So wie jetzt. In Zeiten der Trockenheit. Und so tritt die Dürre 2022 nun in ihre zweite Phase: Erst traf es die Landwirte, jetzt sind auch die Binnenschiffer dran. Auf vielen Wasserstraßen wird der Verkehr bereits beschränkt, dürfen die Schiffe weniger schwer beladen werden. Bald schon könnte der Verkehr in weiten Teilen ganz stillstehen, so wie es 2018 schon einmal der Fall war.

Das Niedrigwasser kommt zur Unzeit

Besonders am Rhein würde das verheerende Folgen haben. Der Fluss ist mit seinen 160 Millionen Tonnen transportierten Waren im Jahr die mit Abstand bedeutendste Wasserstraße des Kontinents, die Donau kommt trotz ihres deutlich längeren Laufes gerade mal auf ein Viertel dieser Menge. In Deutschland werden gar drei Viertel aller Waren, die Binnenschiffe transportieren, auf dem Rhein bewegt. Weite Teile der chemischen Industrie und der Energiewirtschaft werden über den Fluss mit Kohle, Öl und chemischen Grundstoffen versorgt.
Niedrigwasser auf dem Rhein ist daher schon in normalen Jahren ein Problem. In diesem Jahr aber trifft die Trockenheit das Land in einer besonders pikanten Lage: Um sich auf einen möglichen Gasmangel im Winter vorzubereiten, sollen die Kohlekraftwerke so viel Leistung bringen, wie irgend möglich. Dafür aber braucht es Steinkohle vom Rhein.



Wenn diese Nachfuhr jetzt stocken sollte, dann hat die Politik sich das zudem selbst zuzuschreiben: Seit Jahren ist bekannt, wie der Rhein für niedrige Wasserstände fit gemacht werden könnte. Umgesetzt wird das aber frühestens 2030.

250 Millionen Euro Rhein-Verlust

Bei BASF in Ludwigshafen haben sie schneller reagiert, wahrscheinlich weil sie schon einmal erfahren mussten, wie schnell knappes Wasser zur existenziellen Bedrohung werden kann. 2018 konnte das Werk, das rund 40 Prozent seiner Rohstoffe über den Rhein bezieht, fast ein halbes Jahr über nicht angefahren werden.

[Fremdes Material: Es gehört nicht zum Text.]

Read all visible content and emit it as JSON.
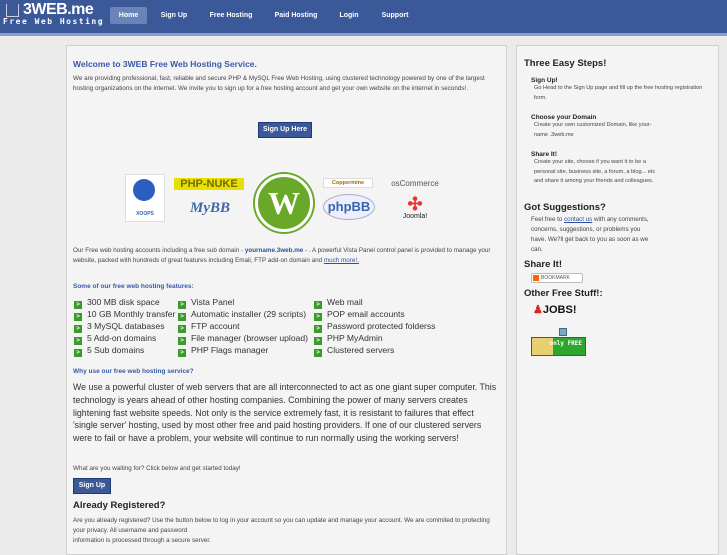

Der Gewinn im dritten und vierten Quartal des Jahres brach um 60 Prozent ein, am Ende stand ein Rhein-Verlust von 250 Millionen Euro. Und so hat sich der Konzern entschieden, eine ganze Flotte von Spezialschiffen zu ordern, die auch dann noch fahren können, wenn am kritischen Pegel Kaub die Marke von 30 Zentimetern erreicht wird. Eingesetzt werden kann bisher jedoch nur eines der drei georderten Schiffe, ein Gas-Tankschiff.

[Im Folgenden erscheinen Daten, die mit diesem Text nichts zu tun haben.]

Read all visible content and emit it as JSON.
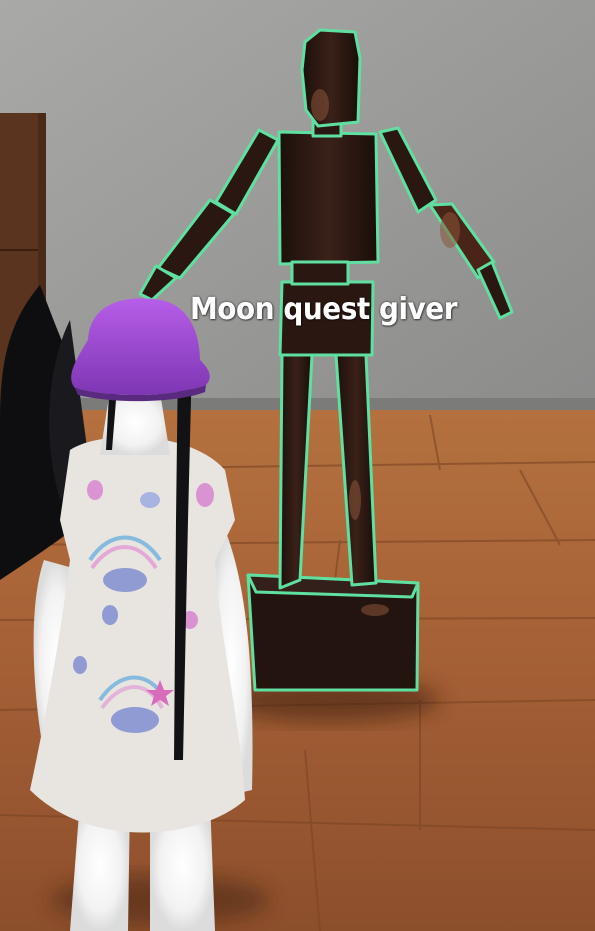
{
  "scene": {
    "description_kind": "third-person 3D game view",
    "npc": {
      "nameplate": "Moon quest giver",
      "outline_color": "#5fe0a0",
      "body_color": "#2a1712"
    },
    "player": {
      "hair_color": "#a24fd6",
      "wings_color": "#0d0d0f",
      "dress_color": "#e9e6e2"
    },
    "environment": {
      "wall_color": "#9c9c9c",
      "floor_color": "#a8683f"
    }
  }
}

Nicht nur als Lieferweg, auch als Kühlwasser wird der Rhein in Chemiewerken wie dem in Ludwigshafen genutzt. Das aber ist bei niedrigen Wasserständen nicht möglich, weshalb BASF nach dem Desaster 2018 auch hier investiert hat. Neue Rückkühlwerke wurden errichtet, die bereits genutztes Wasser erneut in den Kreislauf einspeisen und so Rheinwasser ersetzen können. „Mit Maßnahmen wie dem Ausbau und der Optimierung der zentralen Rückkühlanlagen und der Optimierung der Kühlwasserströme, sind wir in der Lage, während heißer Wetterphasen Produktionsunterbrechungen zu verhindern, den Standort unabhängiger vom Flusswasser des Rheins zu machen“, erläutert ein Sprecher.

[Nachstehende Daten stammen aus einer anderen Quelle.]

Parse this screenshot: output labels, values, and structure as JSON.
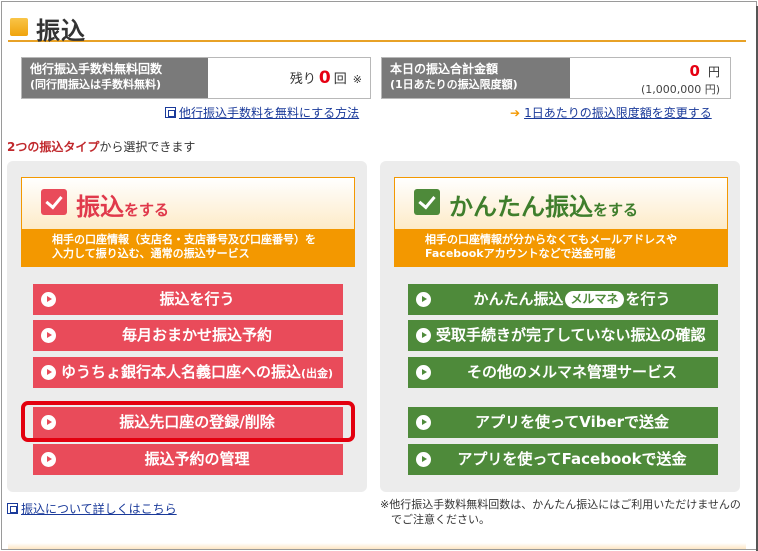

Pegel in Kaub: 32 Zentimeter

Der Pegel Kaub, zwischen Koblenz und Bingen, ist neben Duisburg-Ruhrort der wichtigste Pegel für die Binnenschifffahrt auf dem Rhein. Hier müssen alle Schiffe passieren, die etwa nach Mannheim oder Karlsruhe möchten, wo der Energiekonzern EnBW Kraftwerke betreibt. Dort wird Strom für Zehntausende Haushalte produziert. „Fällt der Pegel in Kaub unter die Grenze von zwei Meter, müssen Binnenschifffahrer ihre Beladungsauslastung einschränken“, sagt Alexander Bethe, Chef des Vereins der Kohlenimporteure. Am Samstagmorgen stand der Pegel bei nur 36 Zentimetern und damit rund 6 Zentimeter niedriger als zum gleichen Zeitpunkt des Vortags. Bis zum Montagmorgen sank er weiter auf 32 Zentimeter, Tendenz weiter fallend. Einer Prognose der Behörde zufolge könnte am Mittwoch die kritische Marke von 30 Zentimetern erreicht werden.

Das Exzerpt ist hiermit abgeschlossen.